メルは猫耳少女と同じく和服を身に纏い、腰に3本の刀を差した独特のアバターで、最近ネクラが猫派だと聞いて恥ずかしいが猫耳を買う事を検討しようか本気で悩んだというネクラガチ恋勢の一人であり、元々ミルクとミラルが所属していたチームのリーダーでもあった。
今は『Moon light』の副リーダーを務める立場だが、その実力はランキング上位常連であり、現在のランクはネクラの解説動画のおかげで過去最高の6位をマークしていた。
その本業は女子高の教師なのだが、その件については良いだろう。
「みーにゃさん、気持ちは分かりますけど今回は相手方にお願いされてるんです。ネクラさんは追わないでほしいと」
「なんで~!」
「さっきの試合でも言ったじゃないですか。ネクラさんを追ってるとそれだけで時間のロスになりますし、海外の人や日本予選ではネクラさんなんて無視する人の方が多いので、その想定でやってほしいと」
「にゃ~! 分かるけどさぁ!」
交流戦が行われる前日、子供側の指揮官をしている私達のリーダーの元にハイネスという人から連絡がきた。
その内容は今みーにゃさんに言った内容と同じだ。
今回、ネクラさんは仲間内からもいないものとして扱われるので、そちらもいないものとして扱ってほしいとの事だった。

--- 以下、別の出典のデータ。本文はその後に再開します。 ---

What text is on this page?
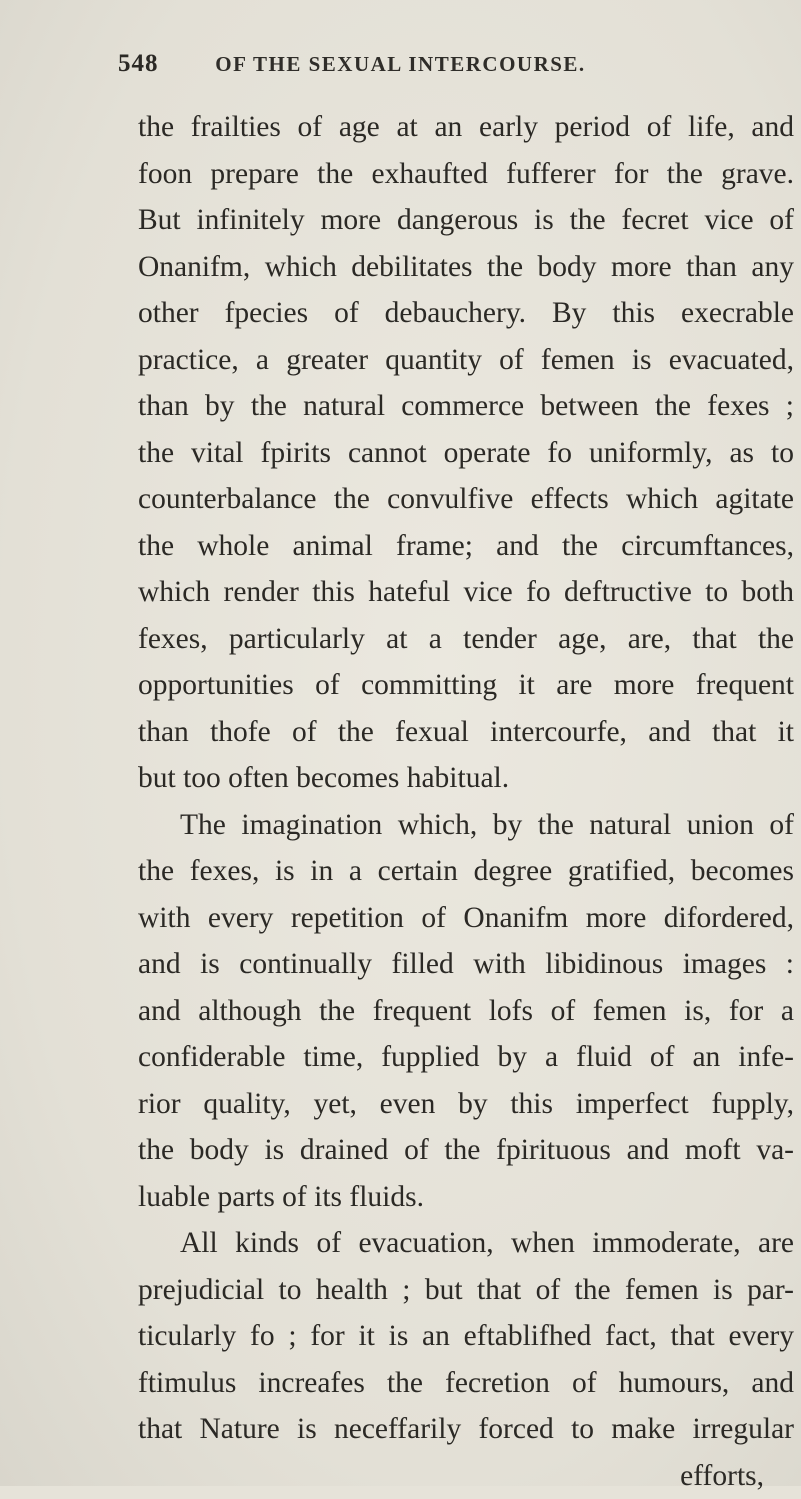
548	OF THE SEXUAL INTERCOURSE.
the frailties of age at an early period of life, and
foon prepare the exhaufted fufferer for the grave.
But infinitely more dangerous is the fecret vice of
Onanifm, which debilitates the body more than any
other fpecies of debauchery. By this execrable
practice, a greater quantity of femen is evacuated,
than by the natural commerce between the fexes ;
the vital fpirits cannot operate fo uniformly, as to
counterbalance the convulfive effects which agitate
the whole animal frame; and the circumftances,
which render this hateful vice fo deftructive to both
fexes, particularly at a tender age, are, that the
opportunities of committing it are more frequent
than thofe of the fexual intercourfe, and that it
but too often becomes habitual.
The imagination which, by the natural union of
the fexes, is in a certain degree gratified, becomes
with every repetition of Onanifm more difordered,
and is continually filled with libidinous images :
and although the frequent lofs of femen is, for a
confiderable time, fupplied by a fluid of an infe-
rior quality, yet, even by this imperfect fupply,
the body is drained of the fpirituous and moft va-
luable parts of its fluids.
All kinds of evacuation, when immoderate, are
prejudicial to health ; but that of the femen is par-
ticularly fo ; for it is an eftablifhed fact, that every
ftimulus increafes the fecretion of humours, and
that Nature is neceffarily forced to make irregular
efforts,
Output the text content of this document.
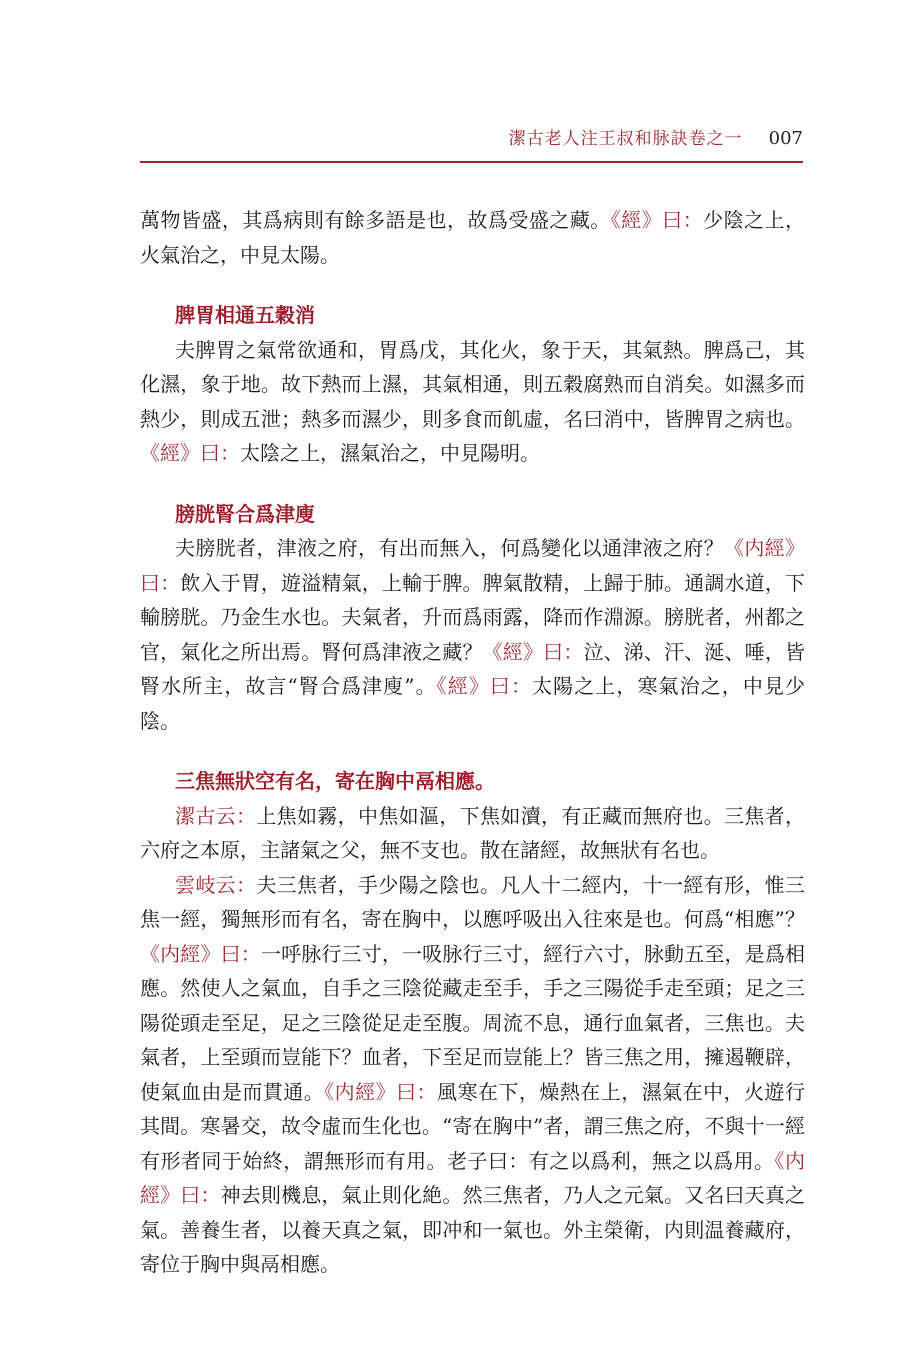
潔古老人注王叔和脉訣卷之一 007

萬物皆盛，其爲病則有餘多語是也，故爲受盛之藏。《經》曰：少陰之上，火氣治之，中見太陽。

脾胃相通五穀消

夫脾胃之氣常欲通和，胃爲戊，其化火，象于天，其氣熱。脾爲己，其化濕，象于地。故下熱而上濕，其氣相通，則五穀腐熟而自消矣。如濕多而熱少，則成五泄；熱多而濕少，則多食而飢虛，名曰消中，皆脾胃之病也。《經》曰：太陰之上，濕氣治之，中見陽明。

膀胱腎合爲津廋

夫膀胱者，津液之府，有出而無入，何爲變化以通津液之府？《内經》曰：飲入于胃，遊溢精氣，上輸于脾。脾氣散精，上歸于肺。通調水道，下輸膀胱。乃金生水也。夫氣者，升而爲雨露，降而作淵源。膀胱者，州都之官，氣化之所出焉。腎何爲津液之藏？《經》曰：泣、涕、汗、涎、唾，皆腎水所主，故言“腎合爲津廋”。《經》曰：太陽之上，寒氣治之，中見少陰。

三焦無狀空有名，寄在胸中鬲相應。

潔古云：上焦如霧，中焦如漚，下焦如瀆，有正藏而無府也。三焦者，六府之本原，主諸氣之父，無不支也。散在諸經，故無狀有名也。

雲岐云：夫三焦者，手少陽之陰也。凡人十二經内，十一經有形，惟三焦一經，獨無形而有名，寄在胸中，以應呼吸出入往來是也。何爲“相應”？《内經》曰：一呼脉行三寸，一吸脉行三寸，經行六寸，脉動五至，是爲相應。然使人之氣血，自手之三陰從藏走至手，手之三陽從手走至頭；足之三陽從頭走至足，足之三陰從足走至腹。周流不息，通行血氣者，三焦也。夫氣者，上至頭而豈能下？血者，下至足而豈能上？皆三焦之用，擁遏鞭辟，使氣血由是而貫通。《内經》曰：風寒在下，燥熱在上，濕氣在中，火遊行其間。寒暑交，故令虛而生化也。“寄在胸中”者，謂三焦之府，不與十一經有形者同于始終，謂無形而有用。老子曰：有之以爲利，無之以爲用。《内經》曰：神去則機息，氣止則化絶。然三焦者，乃人之元氣。又名曰天真之氣。善養生者，以養天真之氣，即冲和一氣也。外主榮衛，内則温養藏府，寄位于胸中與鬲相應。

「っていうか、寂しがってるの見え見えじゃないですか。可愛い……」
「ほら、スクショ撮ったらさっさと次に行きますよ。まだ全然捕まえられてないんですから」
「は~い!」
実は、前回も噴水広場で寂しそうにポツンと座っていたネクラさんが可愛すぎて本人に気付かれないように何枚もスクショしてしまったのだが、それは私だけの秘密だ。